Manchmal begehen Richter aber auch einen unnötigen Kniefall: Mit Hinweis auf den Koran gestand 2007 eine Frankfurter Familienrichterin einem prügelnden Marokkaner ein „Züchtigungsrecht“ zu – und lehnte die vorzeitige Scheidung ab. 2014 bekam ein Afghane, der seine schwangere Ex-Freundin hinterrücks erstach, vom Landgericht Wiesbaden eine Art Rabatt (das Gericht wies den Vorwurf zurück) aufgrund der „Zwangslage seiner kulturellen und religiösen Herkunft“. Man verzichtete darauf, die „besondere Schwere der Schuld“ festzustellen. Der deutsche Staatsbürger wuchs in Deutschland auf und ging hier zur Schule!

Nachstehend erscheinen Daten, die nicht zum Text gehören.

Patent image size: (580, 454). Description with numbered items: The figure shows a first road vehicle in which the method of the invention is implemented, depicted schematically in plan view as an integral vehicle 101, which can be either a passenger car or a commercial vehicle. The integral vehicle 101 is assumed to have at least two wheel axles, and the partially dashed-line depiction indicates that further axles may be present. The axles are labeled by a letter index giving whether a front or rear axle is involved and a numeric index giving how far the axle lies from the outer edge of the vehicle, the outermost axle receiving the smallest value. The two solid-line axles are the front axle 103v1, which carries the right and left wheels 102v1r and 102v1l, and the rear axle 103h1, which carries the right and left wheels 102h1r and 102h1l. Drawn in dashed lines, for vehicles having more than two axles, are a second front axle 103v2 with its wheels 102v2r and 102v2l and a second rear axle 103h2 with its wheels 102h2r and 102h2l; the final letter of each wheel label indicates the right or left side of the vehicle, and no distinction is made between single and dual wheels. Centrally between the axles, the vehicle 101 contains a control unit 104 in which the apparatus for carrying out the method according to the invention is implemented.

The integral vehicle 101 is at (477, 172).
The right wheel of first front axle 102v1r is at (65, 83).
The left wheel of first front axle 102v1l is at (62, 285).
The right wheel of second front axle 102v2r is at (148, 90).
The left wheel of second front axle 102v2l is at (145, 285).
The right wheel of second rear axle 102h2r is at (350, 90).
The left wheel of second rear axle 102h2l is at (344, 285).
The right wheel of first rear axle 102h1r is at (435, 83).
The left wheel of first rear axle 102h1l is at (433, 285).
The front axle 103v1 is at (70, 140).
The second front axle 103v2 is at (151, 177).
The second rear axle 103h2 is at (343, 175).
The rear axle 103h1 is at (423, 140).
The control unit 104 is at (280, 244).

Seit 2002 gilt eigentlich laut dem Bundesgerichtshof, dass bis auf absolute Ausnahmefälle abweichende Wertvorstellungen in Urteilen keine Rolle spielen dürfen.

Paralleljustiz

Besonders in Bremen, Nordrhein-Westfalen und Berlin sind die Probleme mit islamischer Paralleljustiz inzwischen gravierend. Es ist allerdings zu vermuten, dass sie sich auch im Freistaat nicht nur gebildet hat, sondern zum Alltag gehört. Bayerns Justizminister Bausback initiierte dagegen eine Länderarbeitsgruppe. „Die Schattenjustiz macht an den Ländergrenzen nicht halt! Eine Paralleljustiz, die hinter verschlossenen Türen jenseits unserer demokratischen Rechtsordnung nach ihren eigenen Regeln arbeitet, hat in unserem Rechtsstaat nichts zu suchen. Wir dürfen es nicht hinnehmen, dass sich in unserem Staat Räume entwickeln, in denen die Werte und Normen des Grundgesetzes nicht gelten.“ Im Mittelpunkt stehen sogenannte „Friedensrichter“, meist Autoritätspersonen wie Familienälteste oder Imame, die Streitigkeiten aller Art privat regeln. Der CDUBundestagsabgeordnete Patrick Sensburg berichtet von Fällen in Deutschland, wo solche Friedensrichter in Fußgängerzonen ihre Visitenkarten verteilten und damit warben, dass es bei der Verhandlung keine Sprachschwierigkeiten gebe. Er hält ihr Wirken für Strafvereitelung. „Die Justiz duldet keine Entscheidungen, die die Grundrechte unserer Verfassung ignorieren wie den Grundsatz der Gleichberechtigung von Mann und Frau“, sagt Bausback. Die Erfahrungen mit der Paralleljustiz seien in den Ländern sehr unterschiedlich. Zudem gebe es noch immer kaum empirische Erkenntnisse. „Wir brauchen dringend gemeinsame Lösungsstrategien gegen selbsternannte Hinterzimmerrichter!“

Allahs Gebote contra Grundgesetz

Bayern richtete als erstes Land Ende 2011 einen Runden Tisch „Paralleljustiz“ mit verschiedenen Experten ein. Andere Länder wie das rot-grün regierte Rheinland-Pfalz betrachten dagegen Schariagerichte als willkommene Entlastung ihrer Amtsgerichte, die „friedensstiftend“ wirken – ausgenommen Strafrechtsfälle. Die muslimische Juristin Seyran Ates warnte in der Zeit: „Staat und Gerichte kennen die muslimischen Milieus nicht, in denen Allahs Gebote mehr gelten als das Grundgesetz.“ Stattdessen warte man auf Zahlen und Statistiken als Beweis, bevor man endlich etwas unternehme.